-
Notifications
You must be signed in to change notification settings - Fork 192
Description
Problem Description
We would like to ingest documentation for tooling that we use to then be able to search, chat with and integrate into the AI assistant. Generally the documentation is available in Github but some is not in formats that the connector is able to ingest.
This is two examples of documentation available in Github that the connector can't ingest:
Keycloak documentation in asciidoc (.adoc) format: https://github.com/keycloak/keycloak/tree/a8225655cfc1d4d01d6cbeea70cf45e4958e36e8/docs/guides/getting-started
Octopus Deploy documentation in MDX (.mdx) format: https://github.com/OctopusDeploy/docs/blob/main/src/pages/docs.mdx
Given the ease Elastic has with ingesting and searching raw text from Confluence and Markdown ingestion from Github is a similar blob of text, I'm unable to see why there is such strict limitation on the extensions that are being ingested from Github
Proposed Solution
Extend the list of supported extensions to include additional formats that documentation is commonly written in.
Current configuration:
SUPPORTED_EXTENSION = [".markdown", ".md", ".rst"]

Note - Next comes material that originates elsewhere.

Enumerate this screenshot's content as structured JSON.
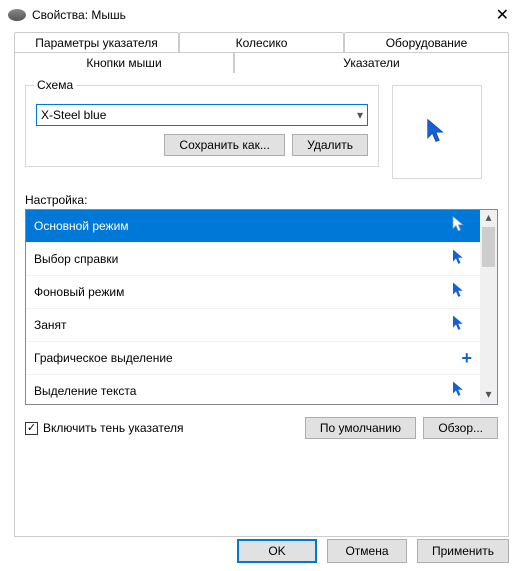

Proposed configuration or similar:
SUPPORTED_EXTENSION = [".markdown", ".md", ".rst", ".adoc", ".mdx"]
A more complex solution would be to expose the list to the user via the advanced sync rules or other configuration.
Alternatives
I have considered using the web crawler but ideally would like to use the connector given that it's available and this seems to be one of it's primary use cases. https://github.com/elastic/crawler
Additional Context
I would be happy to have a go at a PR if the proposal to change the list is good enough.